Picturesque homes don’t just have to be experienced through a photograph.
Historic Ellicott City has made it its mission to bring beautiful, historic homes right to the feet of its guests. This year, attendees can witness firsthand White Hall, the 19th-century home that sits on a sprawling 41 acres that it shares with deer, geese and two owls. Enter inside and guests can experience room transformations from top interior decorators.
For out interior decorator and D.C. native Rhonald Angelo, transforming a room is deeper than painting a wall or throwing down a rug. His passion for detail and eye for design can be witnessed in the drawing room of White Hall, where he joins 17 other designers, artisans and decorators using the home as the foundation for their artistic visions.
Since 1986, Historic Ellicott City has been collaborating with designers to restore historic properties for its Decorator Show House.
This year’s proceeds will benefit the Historic Ellicott Revitalization Grant Program and the restoration of Carrollton Hall, a historic building built by Declaration of Independence signer Charles Carroll on the grounds of the Shrine of St. Anthony.
Angelo is a veteran of the Decorator Show House with White Hall marking the third home he has decorated. In 2013, a client invited him to take a look at the Decorator Show House and he met the design decorator in charge of the designers. Angelo was chosen to decorate a second-level bedroom with a bathroom attached for 2014. His creation became an “elegant dressing room” with a “masculine feel” for the space.
The entire process from choosing the property to settling on designs is done with careful consideration. The Show House Committee looks for properties that meet a specific set of criteria. The property must be at least 50 years old, located in Howard County, have adequate parking and have the capacity to accommodate about 100 visitors per day, among other stipulations.
After the property is chosen, the committee sends out a call to decorators to look at the rooms to settle on how they would like to develop the space. Decorators submit proposals with a floor plan of the room, a write-up of their concept and any fabrics, paints and furnishings they would want to use. The committee decides if they like the proposal and also if the design will be cohesive with the rest of the designers’ visions.
“When you walk into the front door of a home you want all the rooms to flow together,” Angelo says. “You wouldn’t want to have ‘Star Trek’ on one side and ‘Little House on the Prairie’ on the opposite side of a home because there’s no flow to that. So they look for similar paint colors, similar furnishings, similar concepts.”

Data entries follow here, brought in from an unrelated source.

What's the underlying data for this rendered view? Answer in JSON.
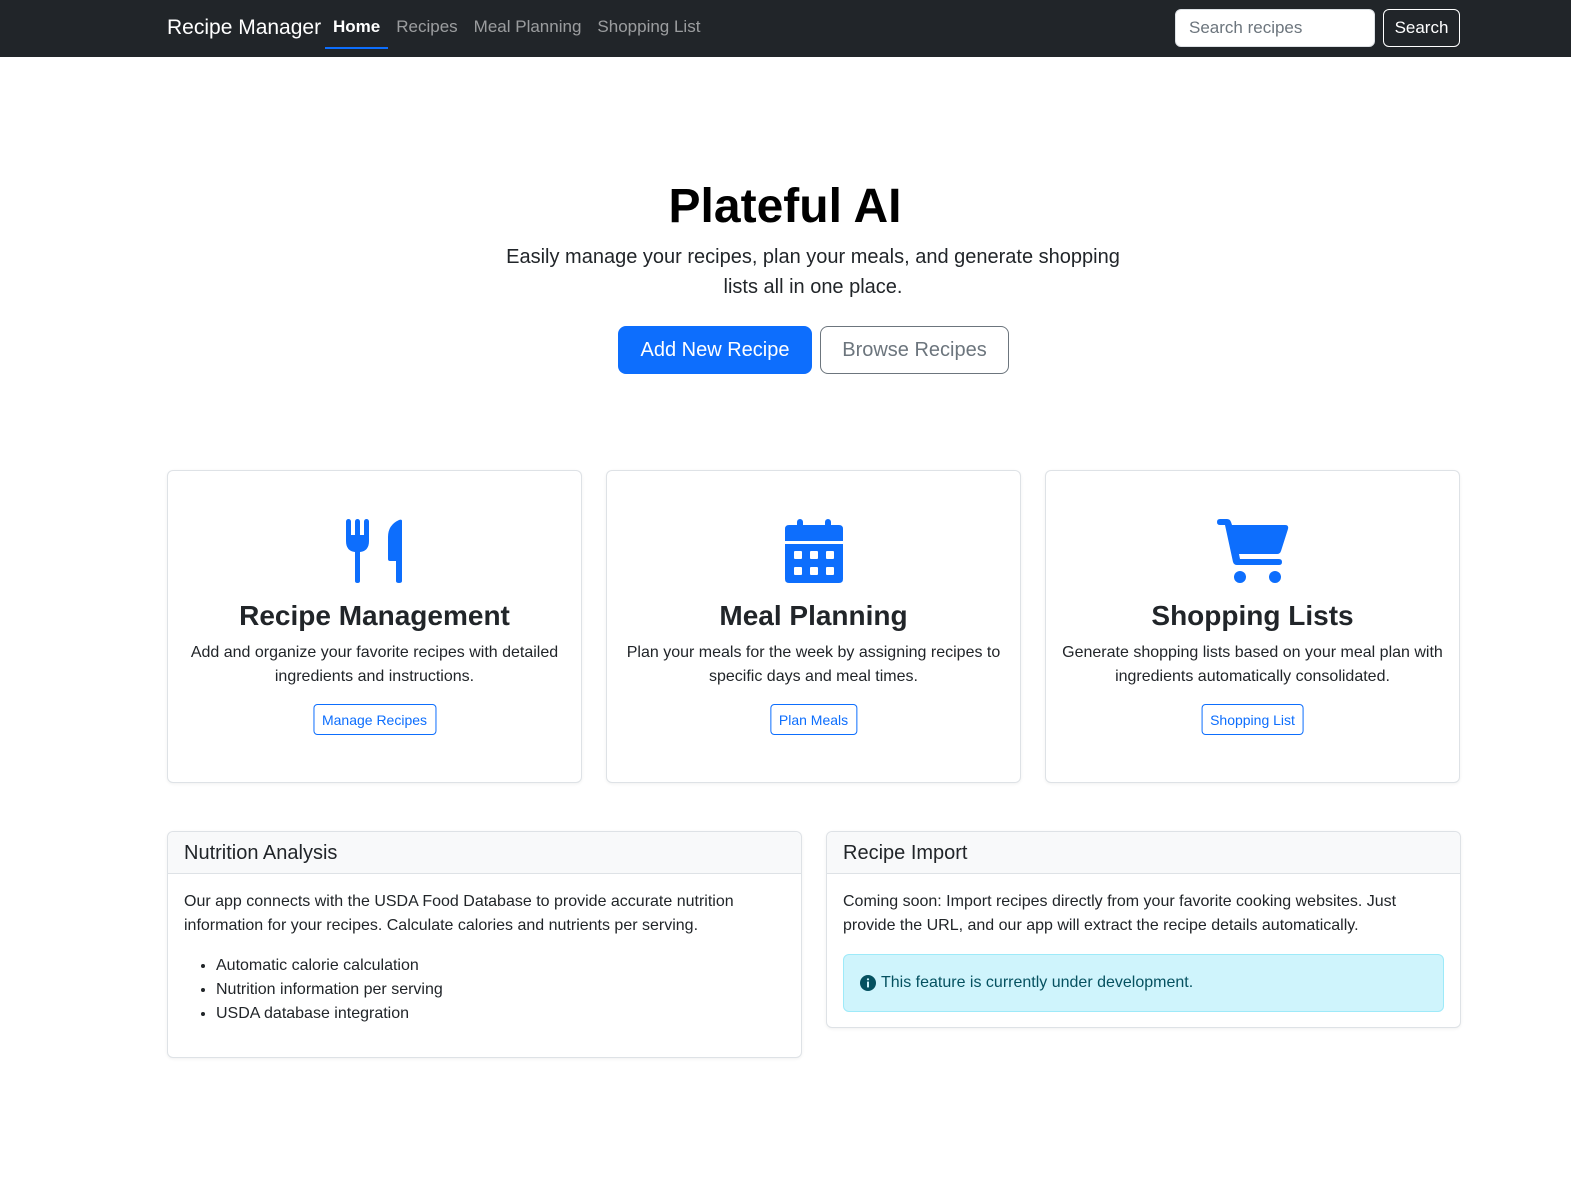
{
  "navbar": {
    "brand": "Recipe Manager",
    "links": [
      {
        "label": "Home",
        "active": true
      },
      {
        "label": "Recipes",
        "active": false
      },
      {
        "label": "Meal Planning",
        "active": false
      },
      {
        "label": "Shopping List",
        "active": false
      }
    ],
    "search_placeholder": "Search recipes",
    "search_button": "Search"
  },
  "hero": {
    "title": "Plateful AI",
    "lead": "Easily manage your recipes, plan your meals, and generate shopping lists all in one place.",
    "primary_button": "Add New Recipe",
    "secondary_button": "Browse Recipes"
  },
  "features": [
    {
      "icon": "fork-knife-icon",
      "title": "Recipe Management",
      "text": "Add and organize your favorite recipes with detailed ingredients and instructions.",
      "button": "Manage Recipes"
    },
    {
      "icon": "calendar-icon",
      "title": "Meal Planning",
      "text": "Plan your meals for the week by assigning recipes to specific days and meal times.",
      "button": "Plan Meals"
    },
    {
      "icon": "cart-icon",
      "title": "Shopping Lists",
      "text": "Generate shopping lists based on your meal plan with ingredients automatically consolidated.",
      "button": "Shopping List"
    }
  ],
  "nutrition": {
    "header": "Nutrition Analysis",
    "text": "Our app connects with the USDA Food Database to provide accurate nutrition information for your recipes. Calculate calories and nutrients per serving.",
    "items": [
      "Automatic calorie calculation",
      "Nutrition information per serving",
      "USDA database integration"
    ]
  },
  "import": {
    "header": "Recipe Import",
    "text": "Coming soon: Import recipes directly from your favorite cooking websites. Just provide the URL, and our app will extract the recipe details automatically.",
    "alert": "This feature is currently under development."
  },
  "colors": {
    "primary": "#0d6efd",
    "navbar": "#212529",
    "alert_bg": "#cff4fc",
    "alert_text": "#055160"
  }
}
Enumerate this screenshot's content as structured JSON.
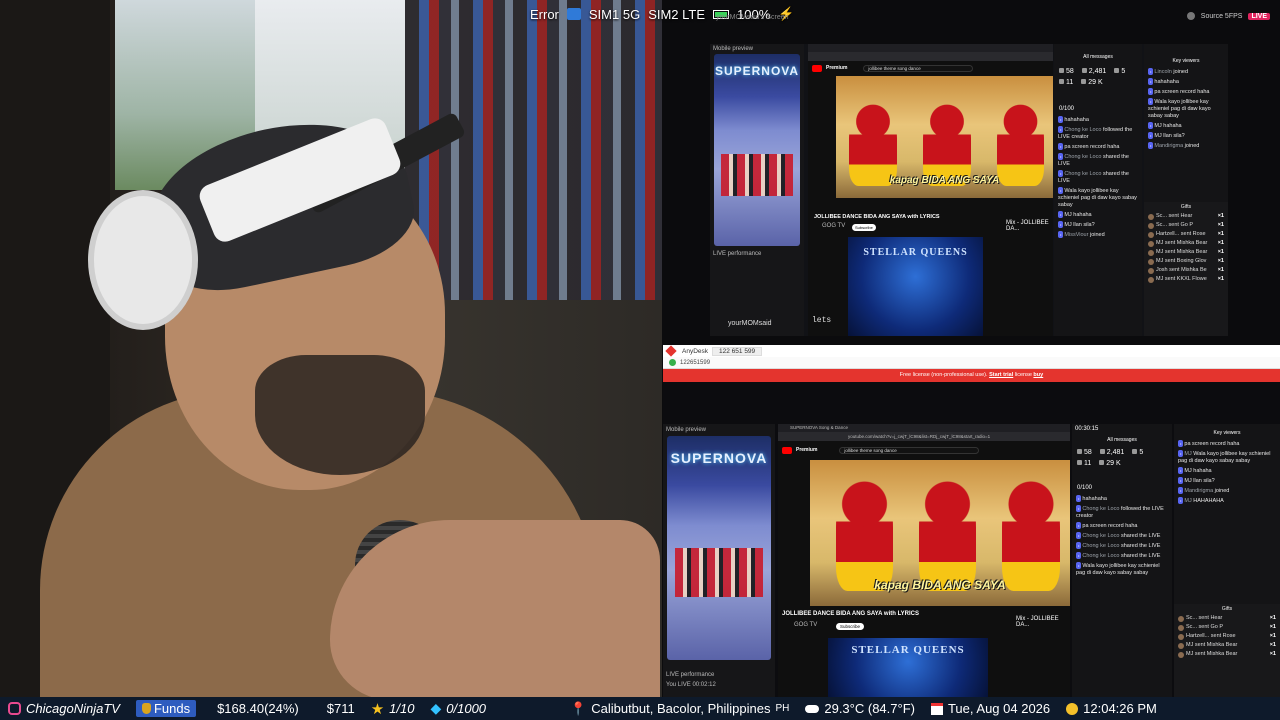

Just as the committee has an eye for what works in a room, designers bring their own personal tastes into the home. Angelo’s intricate and neat designs can be traced back to his childhood. At 11 years old, he and his friends started building small-scale car models. For Angelo, it was important to put accuracy in every last detail.
“My mom would give me parts from her sewing box so I would create all the wires that you see in the engine. I was always very careful. I would study under the hood of a real automobile. That’s probably where my creativity and intense sense of detail comes from,” Angelo says.
Now as an adult interior decorator, his work method remains the same.
“Clutter is not a word that is in my vocabulary. All of my designs, my work, is very open and it allows everything to have its own breathing space.”
Angelo’s concept for the drawing room was to stay true to the room’s historic purpose. The house was built pre-1822 as part of the land grant Freeborn’s Progress. The house’s east wing was later used as a hospital during the War of 1812. In 1977, the home was added to the National Register of Historic Places.
Historically, Angelo explains that the drawing room would have been used to entertain guests and would have functioned as a public space.
He opted out of modern comforts like a TV and other recreational or personal items like a bookshelf and family photos. Instead, he utilized natural light to make the room feel more open.
“The furnishings would be somewhat formal,” Angelo says. “But if it was our day and time, it would have been more comfortable than it would have been in the 19th century. The daylight that the room gets is significant. However, it’s shadowed by the deepness of the front porch. I wanted to do light colors to allow as much daylight to come in as possible. There’s two windows that face the front of the house. I purposely created a very open style to allow as much daylight to come in as possible.”
He hopes that people can learn a few design tips from visiting the house including considering incorporating antiques in their own homes. Although he says he understands antiques aren’t as popular as they once were, he says “they add a soul to the living space.”
More than anything, Angelo wants people to appreciate how he utilizes his attention to detail in the room. Every piece was chosen for a specific reason.
“They will experience a level of detail that, in my opinion, is not seen in many, many spaces. From the smallest motifs in the rug and how it relates to the design on the end of a cabinet, or the shape of a flower I’ve chosen that will correspond with a motif that might be in the drapery. It’s a feeling of comfort, balance, elegant-ness and appropriateness,” Angelo says.